La question de la pension des veuves mariées religieusement a été soulevée une nouvelle fois à l’Assemblée nationale. Le député rouge Shakeel Mohamed en a parlé à l’ajournement des travaux parlementaires le mardi 23 octobre. Le lendemain, soit lors d’un dîner à Plaine-Verte, le leader du Parti travailliste, Navin Ramgoolam, a pris l’engagement de «corriger l’injustice» que subissent toujours les veuves qui se sont mariées religieusement entre 1987 et 1991. Durant cette période, le mariage religieux n’était pas reconnu à la suite d’un amendement apporté à la Civil Status Act le 13 novembre 1987.

Combien de veuves sont-elles concernées ? Difficile à dire car il n’y a jamais eu de recensement en ce sens. Le Muslim Family Council, lui, n’est pas habilité à le faire de par la nature de ses fonctions. Et il n’en a pas les moyens, fait ressortir son Chairman, Me Feroza Maudarbocus-Moolna. Combien d’entre ces veuves ont pu se faire inscrire à la suite de la parution des amendements apportés aux Social Aid Regulations en octobre 2014, leur permettant de toucher une allocation qui équivaut à la pension de veuve ? Nous avons posé la question au ministère de la Sécurité sociale, mais on va devoir attendre pour avoir ces chiffres.
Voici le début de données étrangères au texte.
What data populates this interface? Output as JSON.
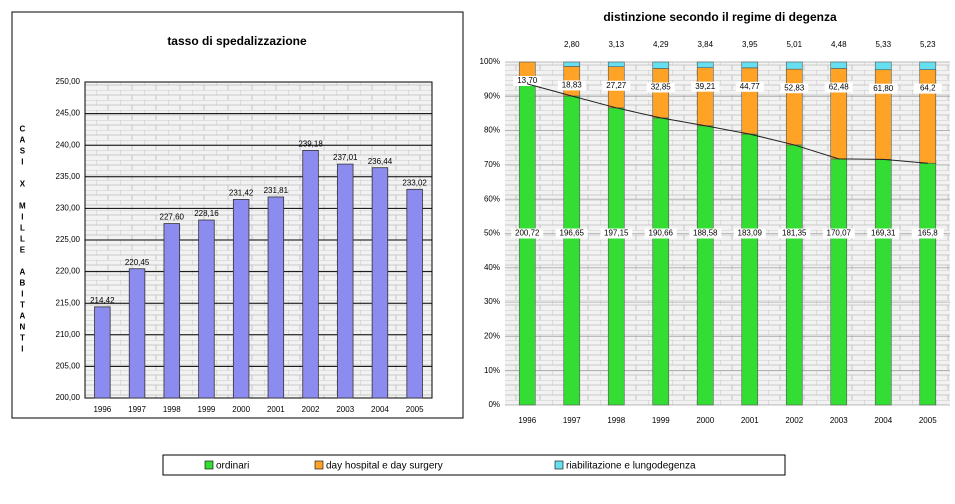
{
  "chart_data": [
    {
      "type": "bar",
      "title": "tasso di spedalizzazione",
      "y_label": "CASI X MILLE ABITANTI",
      "categories": [
        "1996",
        "1997",
        "1998",
        "1999",
        "2000",
        "2001",
        "2002",
        "2003",
        "2004",
        "2005"
      ],
      "values": [
        214.42,
        220.45,
        227.6,
        228.16,
        231.42,
        231.81,
        239.18,
        237.01,
        236.44,
        233.02
      ],
      "value_labels": [
        "214,42",
        "220,45",
        "227,60",
        "228,16",
        "231,42",
        "231,81",
        "239,18",
        "237,01",
        "236,44",
        "233,02"
      ],
      "color": "#8c8cf0",
      "ylim": [
        200,
        250
      ],
      "yticks": [
        {
          "value": 200,
          "label": "200,00"
        },
        {
          "value": 205,
          "label": "205,00"
        },
        {
          "value": 210,
          "label": "210,00"
        },
        {
          "value": 215,
          "label": "215,00"
        },
        {
          "value": 220,
          "label": "220,00"
        },
        {
          "value": 225,
          "label": "225,00"
        },
        {
          "value": 230,
          "label": "230,00"
        },
        {
          "value": 235,
          "label": "235,00"
        },
        {
          "value": 240,
          "label": "240,00"
        },
        {
          "value": 245,
          "label": "245,00"
        },
        {
          "value": 250,
          "label": "250,00"
        }
      ],
      "grid": true
    },
    {
      "type": "stacked_percent_bar",
      "title": "distinzione secondo il regime di degenza",
      "categories": [
        "1996",
        "1997",
        "1998",
        "1999",
        "2000",
        "2001",
        "2002",
        "2003",
        "2004",
        "2005"
      ],
      "series": [
        {
          "name": "ordinari",
          "color": "#33dd33",
          "values": [
            200.72,
            196.65,
            197.15,
            190.66,
            188.58,
            183.09,
            181.35,
            170.07,
            169.31,
            165.8
          ],
          "value_labels": [
            "200,72",
            "196,65",
            "197,15",
            "190,66",
            "188,58",
            "183,09",
            "181,35",
            "170,07",
            "169,31",
            "165,8"
          ]
        },
        {
          "name": "day hospital e day surgery",
          "color": "#ffa326",
          "values": [
            13.7,
            18.83,
            27.27,
            32.85,
            39.21,
            44.77,
            52.83,
            62.48,
            61.8,
            64.2
          ],
          "value_labels": [
            "13,70",
            "18,83",
            "27,27",
            "32,85",
            "39,21",
            "44,77",
            "52,83",
            "62,48",
            "61,80",
            "64,2"
          ]
        },
        {
          "name": "riabilitazione e lungodegenza",
          "color": "#66e0f0",
          "values": [
            null,
            2.8,
            3.13,
            4.29,
            3.84,
            3.95,
            5.01,
            4.48,
            5.33,
            5.23
          ],
          "value_labels": [
            null,
            "2,80",
            "3,13",
            "4,29",
            "3,84",
            "3,95",
            "5,01",
            "4,48",
            "5,33",
            "5,23"
          ]
        }
      ],
      "ylim": [
        0,
        100
      ],
      "yticks": [
        {
          "value": 0,
          "label": "0%"
        },
        {
          "value": 10,
          "label": "10%"
        },
        {
          "value": 20,
          "label": "20%"
        },
        {
          "value": 30,
          "label": "30%"
        },
        {
          "value": 40,
          "label": "40%"
        },
        {
          "value": 50,
          "label": "50%"
        },
        {
          "value": 60,
          "label": "60%"
        },
        {
          "value": 70,
          "label": "70%"
        },
        {
          "value": 80,
          "label": "80%"
        },
        {
          "value": 90,
          "label": "90%"
        },
        {
          "value": 100,
          "label": "100%"
        }
      ],
      "grid": true,
      "legend": "bottom"
    }
  ]
}
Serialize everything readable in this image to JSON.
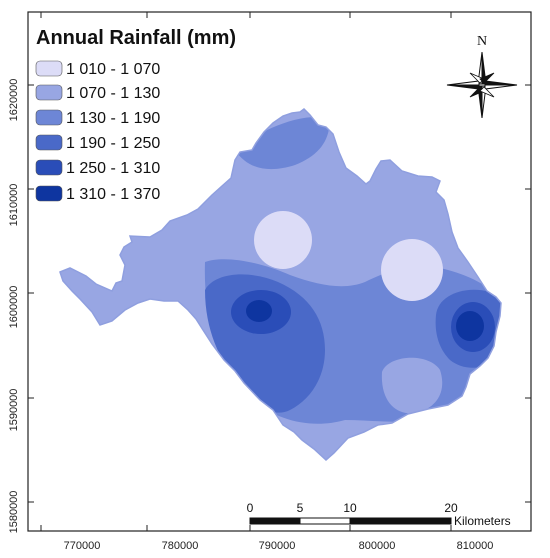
{
  "map": {
    "legend": {
      "title": "Annual Rainfall (mm)",
      "classes": [
        {
          "label": "1 010 - 1 070",
          "color": "#dcdcf7"
        },
        {
          "label": "1 070 - 1 130",
          "color": "#98a6e3"
        },
        {
          "label": "1 130 - 1 190",
          "color": "#6d86d6"
        },
        {
          "label": "1 190 - 1 250",
          "color": "#4a69c8"
        },
        {
          "label": "1 250 - 1 310",
          "color": "#2a4db8"
        },
        {
          "label": "1 310 - 1 370",
          "color": "#0e35a0"
        }
      ]
    },
    "x_ticks": [
      "770000",
      "780000",
      "790000",
      "800000",
      "810000"
    ],
    "y_ticks": [
      "1620000",
      "1610000",
      "1600000",
      "1590000",
      "1580000"
    ],
    "north_arrow": {
      "label": "N",
      "icon": "north-arrow-icon"
    },
    "scale_bar": {
      "ticks": [
        "0",
        "5",
        "10",
        "20"
      ],
      "unit": "Kilometers"
    },
    "colors": {
      "frame": "#222222",
      "boundary": "#8f9fdf"
    }
  }
}
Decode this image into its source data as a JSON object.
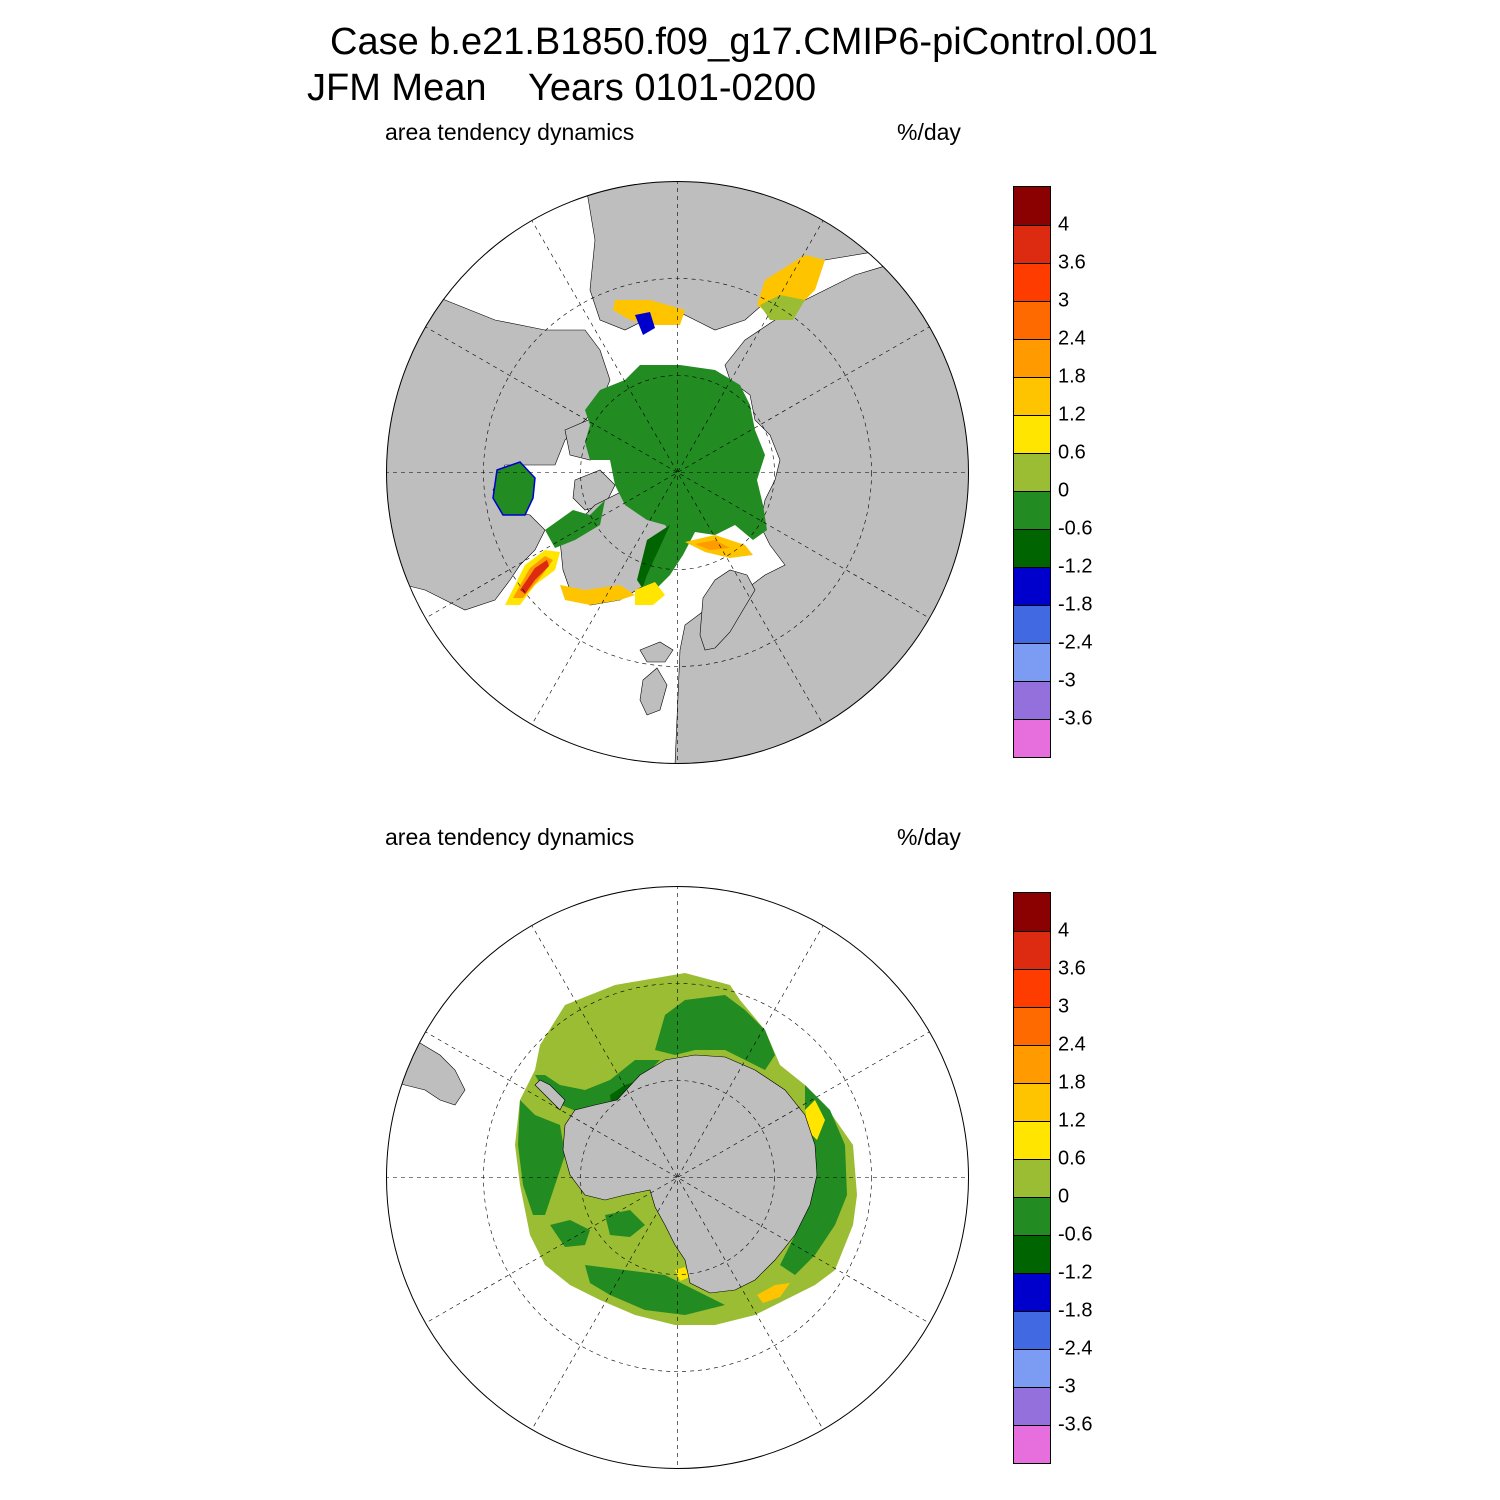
{
  "title": {
    "line1": "Case b.e21.B1850.f09_g17.CMIP6-piControl.001",
    "line2": "JFM Mean    Years 0101-0200"
  },
  "colors": {
    "land": "#bebebe",
    "levels": [
      "#8b0000",
      "#dc2b10",
      "#ff3c00",
      "#ff6a00",
      "#ff9a00",
      "#ffc400",
      "#ffe500",
      "#9bbd33",
      "#228b22",
      "#006400",
      "#0000cd",
      "#4169e1",
      "#7b9cf2",
      "#9370db",
      "#e76fdd"
    ]
  },
  "colorbar": {
    "labels": [
      "4",
      "3.6",
      "3",
      "2.4",
      "1.8",
      "1.2",
      "0.6",
      "0",
      "-0.6",
      "-1.2",
      "-1.8",
      "-2.4",
      "-3",
      "-3.6"
    ]
  },
  "panels": [
    {
      "id": "north",
      "variable": "area tendency dynamics",
      "units": "%/day",
      "hemisphere": "Northern Hemisphere polar stereographic"
    },
    {
      "id": "south",
      "variable": "area tendency dynamics",
      "units": "%/day",
      "hemisphere": "Southern Hemisphere polar stereographic"
    }
  ]
}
Soulignons que les règlements ne passent pas par l’Assemblée nationale, mais après avoir été paraphé, le document est expédié au Government Gazette. Celui-ci doit alors faire publier les règlements dans des journaux. «Est-ce que le ministère a communiqué comme il se doit afin que les gens puissent en prendre connaissance ? Cela concerne les droits humains et la reconnaissance du mariage religieux. C’est inacceptable qu’aux yeux de la loi, ce soient des femmes qui ont vécu en concubinage et qui ont eu des enfants en dehors du mariage. Surtout que la Constitution garantit le droit à la pratique de sa religion», déclare Shakeel Mohamed, sollicité par l’express.

Des lacunes

La solution à cette situation ? Selon Me Feroza Maudarbocus-Moolna, il faut amender l’article 74 intitulé «Past religious marriages» de la Civil Status Act de 1981 afin que les mariages religieux célébrés entre 1987 et 1990 puissent être reconnus par l’État et permettant ainsi aux veuves de percevoir une pension.

À Shakeel Mohamed d’ajouter qu’il faut aussi identifier les lacunes dans la loi. «Certains vont même jusqu’à jurer un affidavit, mais celui-ci n’est pas accepté. En fait, le ministère de la Sécurité sociale ne procède pas à une étude pour connaître le nombre de femmes concernées car cela impliquerait un coût que de leur verser une pension mensuellement», dit-il.

Pour les autres partis de l’opposition, il y va de la volonté gouvernementale. Selon Rajesh Bhagwan du Mouvement militant mauricien, «c’est une situation qui a duré longuement. Cette affaire a été soulevée à l’Assemblée nationale à plusieurs reprises. Il faut trouver une solution. Ce n’est pas impossible s’il y a la volonté politique», observe-t-il. Le leader du Mouvement patriotique, Alan Ganoo, abonde dans le même sens.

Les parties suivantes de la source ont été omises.